Since 2013, the Ayala group’s listed energy company has released to the ocean a total of 1,923 sea turtle hatchlings from 2,672 eggs it monitored and protected, with a hatching rate of over 73%. ACEN has also rescued a total of 41 adult sea turtles that accidentally got entangled in fishermen’s nets.
Most recently, ACEN’s NorthWind team released 54 hatchlings – the last from the five clutches it monitored and protected during the latest nesting season along Bangui Bay, where three out of five sea turtle species found in the Philippines were recorded to have bred in its 9-kilometer shoreline: the endangered olive ridley turtle, the green turtle, and the critically endangered hawksbill turtle.
With the help of Marine Wildlife Watch of the Philippines (MWWP), ACEN continues to conduct trainings not just for the communities but also for various authorities such as the local government units of Pagudpud and Bangui, Philippine Coast Guard, the Philippine National Police, and the Department of Environment and Natural Resources (DENR) to equip them with the principles and procedures on marine turtle conservation and research, including nesting beach and hatchery management.
ACEN also strengthened its sea turtle conservation approach by retrofitting sea turtle hatcheries and replacing concrete and metal with indigenous materials so as not to affect the hatchlings’ navigation as they begin their journey to the ocean.
These information and education campaigns have created a sense of awareness on the importance of sea turtles among the locals, empowering them to become guardians of the elusive marine animal.
Irene Maranan, ACEN vice president and head of corporate communications and sustainability, said: “While we scale up our renewables development, we also commit to protecting and conserving biodiversity in the communities where we operate. We develop a biodiversity plan, not just to mitigate potentially significant impacts, but most importantly to enhance biodiversity that will also create a meaningful impact to our host communities.”
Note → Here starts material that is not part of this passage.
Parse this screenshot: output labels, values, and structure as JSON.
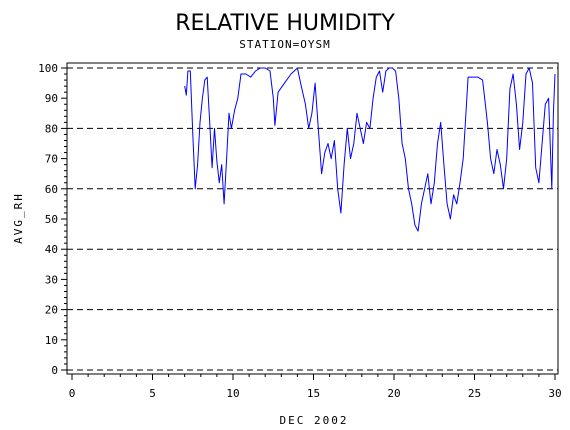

“Our Pawikan Conservation initiative won’t be possible without our collaboration and cooperation with different stakeholders such as the local government, community, and environmental experts,” she added.
In 2023, ACEN plans to strengthen its multi-stakeholder approach for sea turtle conservation by conducting more information and educational campaigns in schools, fisherfolk communities, tourism souvenir merchants, and other local stakeholders. It is also looking at creating a Pawikan Information Center and partnering with more environmental groups in its other host communities in Zambales and La Union.